Monday, August 2, 2010

Mind-Body: Why the Disconnect?


Article Of The Week:


Mind Over Matter? The Psychology of Healing, Read Here


Doctor's Soapbox:

An often overlooked factor in health is the Mind-Body connection. For over 200 years, since Descartes promoted a separation of mind and body in medicine in the 1700s, mainstream medicine has neglected the mind in terms of its power to heal. Fortunately, science has recently taken steps to reconnect the mind with the body in the literature and in the healing arts. Unfortunately, this is not happening fast enough in mainstream medicine and a lot of patients are suffering and/or being exposed to far too many toxic treatments and prescriptions that would not be necessary if the mind was brought into the picture. The above article is perfect proof.
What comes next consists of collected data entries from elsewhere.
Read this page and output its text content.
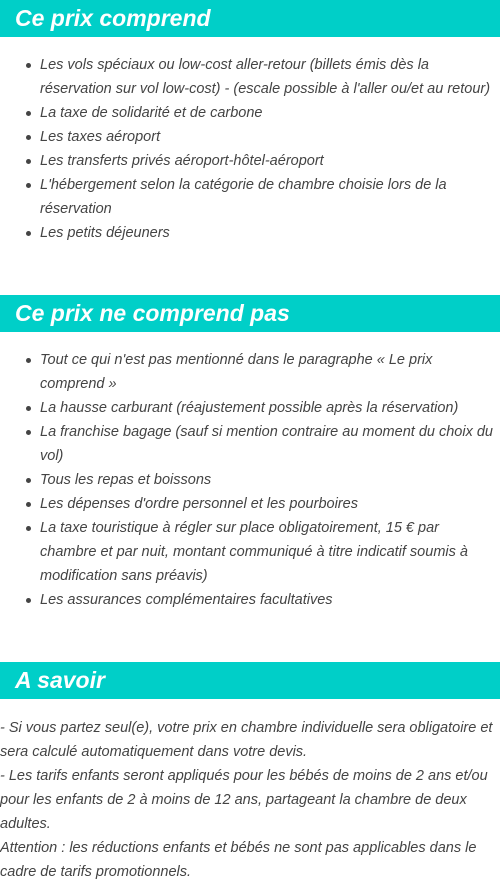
Ce prix comprend
Les vols spéciaux ou low-cost aller-retour (billets émis dès la réservation sur vol low-cost) - (escale possible à l'aller ou/et au retour)
La taxe de solidarité et de carbone
Les taxes aéroport
Les transferts privés aéroport-hôtel-aéroport
L'hébergement selon la catégorie de chambre choisie lors de la réservation
Les petits déjeuners
Ce prix ne comprend pas
Tout ce qui n'est pas mentionné dans le paragraphe « Le prix comprend »
La hausse carburant (réajustement possible après la réservation)
La franchise bagage (sauf si mention contraire au moment du choix du vol)
Tous les repas et boissons
Les dépenses d'ordre personnel et les pourboires
La taxe touristique à régler sur place obligatoirement, 15 € par chambre et par nuit, montant communiqué à titre indicatif soumis à modification sans préavis)
Les assurances complémentaires facultatives
A savoir

- Si vous partez seul(e), votre prix en chambre individuelle sera obligatoire et sera calculé automatiquement dans votre devis.

- Les tarifs enfants seront appliqués pour les bébés de moins de 2 ans et/ou pour les enfants de 2 à moins de 12 ans, partageant la chambre de deux adultes.

Attention : les réductions enfants et bébés ne sont pas applicables dans le cadre de tarifs promotionnels.
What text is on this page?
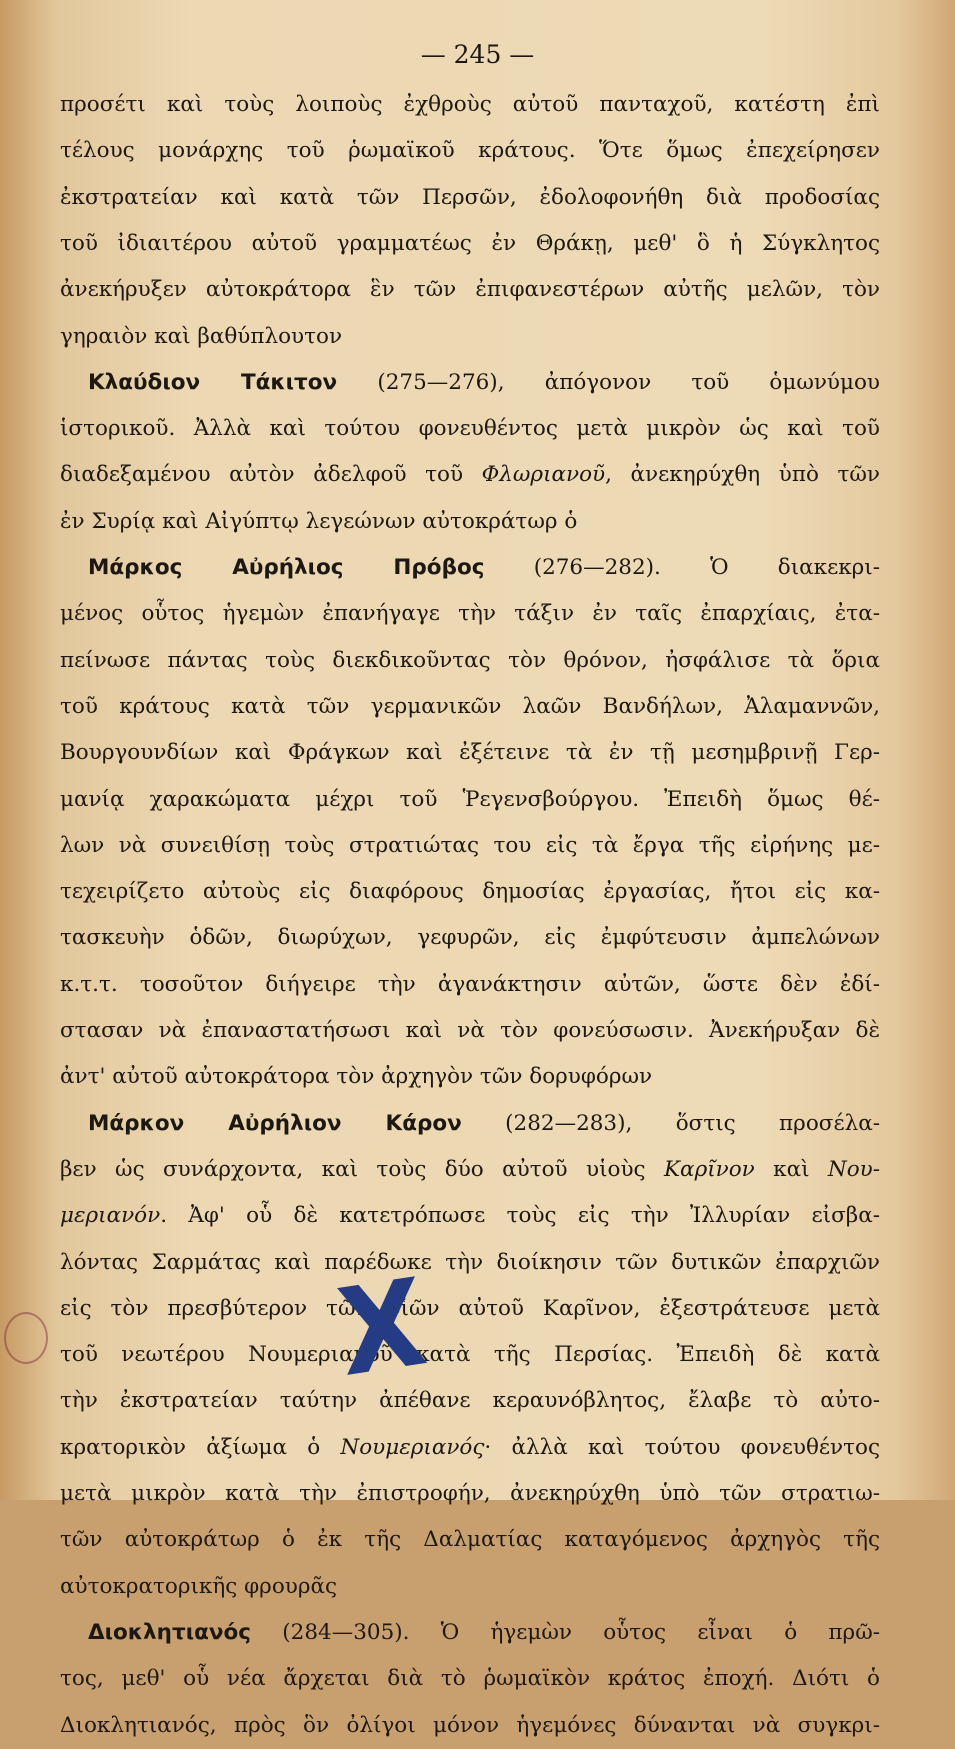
— 245 —
προσέτι καὶ τοὺς λοιποὺς ἐχθροὺς αὐτοῦ πανταχοῦ, κατέστη ἐπὶ
τέλους μονάρχης τοῦ ῥωμαϊκοῦ κράτους. Ὅτε ὅμως ἐπεχείρησεν
ἐκστρατείαν καὶ κατὰ τῶν Περσῶν, ἐδολοφονήθη διὰ προδοσίας
τοῦ ἰδιαιτέρου αὐτοῦ γραμματέως ἐν Θράκῃ, μεθ' ὃ ἡ Σύγκλητος
ἀνεκήρυξεν αὐτοκράτορα ἓν τῶν ἐπιφανεστέρων αὐτῆς μελῶν, τὸν
γηραιὸν καὶ βαθύπλουτον
Κλαύδιον Τάκιτον (275—276), ἀπόγονον τοῦ ὁμωνύμου
ἱστορικοῦ. Ἀλλὰ καὶ τούτου φονευθέντος μετὰ μικρὸν ὡς καὶ τοῦ
διαδεξαμένου αὐτὸν ἀδελφοῦ τοῦ Φλωριανοῦ, ἀνεκηρύχθη ὑπὸ τῶν
ἐν Συρίᾳ καὶ Αἰγύπτῳ λεγεώνων αὐτοκράτωρ ὁ
Μάρκος Αὐρήλιος Πρόβος (276—282). Ὁ διακεκρι-
μένος οὗτος ἡγεμὼν ἐπανήγαγε τὴν τάξιν ἐν ταῖς ἐπαρχίαις, ἐτα-
πείνωσε πάντας τοὺς διεκδικοῦντας τὸν θρόνον, ἠσφάλισε τὰ ὅρια
τοῦ κράτους κατὰ τῶν γερμανικῶν λαῶν Βανδήλων, Ἀλαμαννῶν,
Βουργουνδίων καὶ Φράγκων καὶ ἐξέτεινε τὰ ἐν τῇ μεσημβρινῇ Γερ-
μανίᾳ χαρακώματα μέχρι τοῦ Ῥεγενσβούργου. Ἐπειδὴ ὅμως θέ-
λων νὰ συνειθίσῃ τοὺς στρατιώτας του εἰς τὰ ἔργα τῆς εἰρήνης με-
τεχειρίζετο αὐτοὺς εἰς διαφόρους δημοσίας ἐργασίας, ἤτοι εἰς κα-
τασκευὴν ὁδῶν, διωρύχων, γεφυρῶν, εἰς ἐμφύτευσιν ἀμπελώνων
κ.τ.τ. τοσοῦτον διήγειρε τὴν ἀγανάκτησιν αὐτῶν, ὥστε δὲν ἐδί-
στασαν νὰ ἐπαναστατήσωσι καὶ νὰ τὸν φονεύσωσιν. Ἀνεκήρυξαν δὲ
ἀντ' αὐτοῦ αὐτοκράτορα τὸν ἀρχηγὸν τῶν δορυφόρων
Μάρκον Αὐρήλιον Κάρον (282—283), ὅστις προσέλα-
βεν ὡς συνάρχοντα, καὶ τοὺς δύο αὐτοῦ υἱοὺς Καρῖνον καὶ Νου-
μεριανόν. Ἀφ' οὗ δὲ κατετρόπωσε τοὺς εἰς τὴν Ἰλλυρίαν εἰσβα-
λόντας Σαρμάτας καὶ παρέδωκε τὴν διοίκησιν τῶν δυτικῶν ἐπαρχιῶν
εἰς τὸν πρεσβύτερον τῶν υἱῶν αὐτοῦ Καρῖνον, ἐξεστράτευσε μετὰ
τοῦ νεωτέρου Νουμεριανοῦ κατὰ τῆς Περσίας. Ἐπειδὴ δὲ κατὰ
τὴν ἐκστρατείαν ταύτην ἀπέθανε κεραυνόβλητος, ἔλαβε τὸ αὐτο-
κρατορικὸν ἀξίωμα ὁ Νουμεριανός· ἀλλὰ καὶ τούτου φονευθέντος
μετὰ μικρὸν κατὰ τὴν ἐπιστροφήν, ἀνεκηρύχθη ὑπὸ τῶν στρατιω-
τῶν αὐτοκράτωρ ὁ ἐκ τῆς Δαλματίας καταγόμενος ἀρχηγὸς τῆς
αὐτοκρατορικῆς φρουρᾶς
Διοκλητιανός (284—305). Ὁ ἡγεμὼν οὗτος εἶναι ὁ πρῶ-
τος, μεθ' οὗ νέα ἄρχεται διὰ τὸ ῥωμαϊκὸν κράτος ἐποχή. Διότι ὁ
Διοκλητιανός, πρὸς ὃν ὀλίγοι μόνον ἡγεμόνες δύνανται νὰ συγκρι-
X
This article from the scientific journal Diabetologia studied diabetic patients (Type 1 and Type 2) that had foot ulcers. Foot ulcers are open sores which form when a minor skin injury fails to heal because of microvascular and metabolic dysfunction caused by diabetes. Up to fifteen per cent of people with diabetes, both Type 1 and Type 2, develop foot or leg ulcers with many suffering depression and poorer quality of life as a result. The researchers in this study found that "the way patients cope with the condition and their levels of depression, affect how the wound heals or worsens." Eureka!!!! Mindset matters! This goes right along with the findings of many other studies that have shown that the more depressed or negative a person thinks, the more often they are sick. Science continues to back this up folks, even if your medical doctors give no credence to it.
Lucky for you, "alternative" practitioners like myself do recognize and acknowledge the monumental contribution a person's mindset makes to the healing process.

Let's take this a step further, if your mindset determines how quickly your body heals an ulcer, do you think it also factors into how quickly you age, and therefore, your lifespan? Absolutely! Negative thoughts increase the stress hormone cortisol in your body, just like physical or chemical stress. The body reacts to all stress the same, regardless of the mode of input. Increased cortisol leads to increased depression by depleting the brain's stores of serotonin. It also leads to atherosclerosis and increased LDL cholesterol. Does that sound like a recipe for heart disease to you? And what is the number 1 killer and robber of lifespan in America? Heart disease. Does mindset matter? You bet your life it does!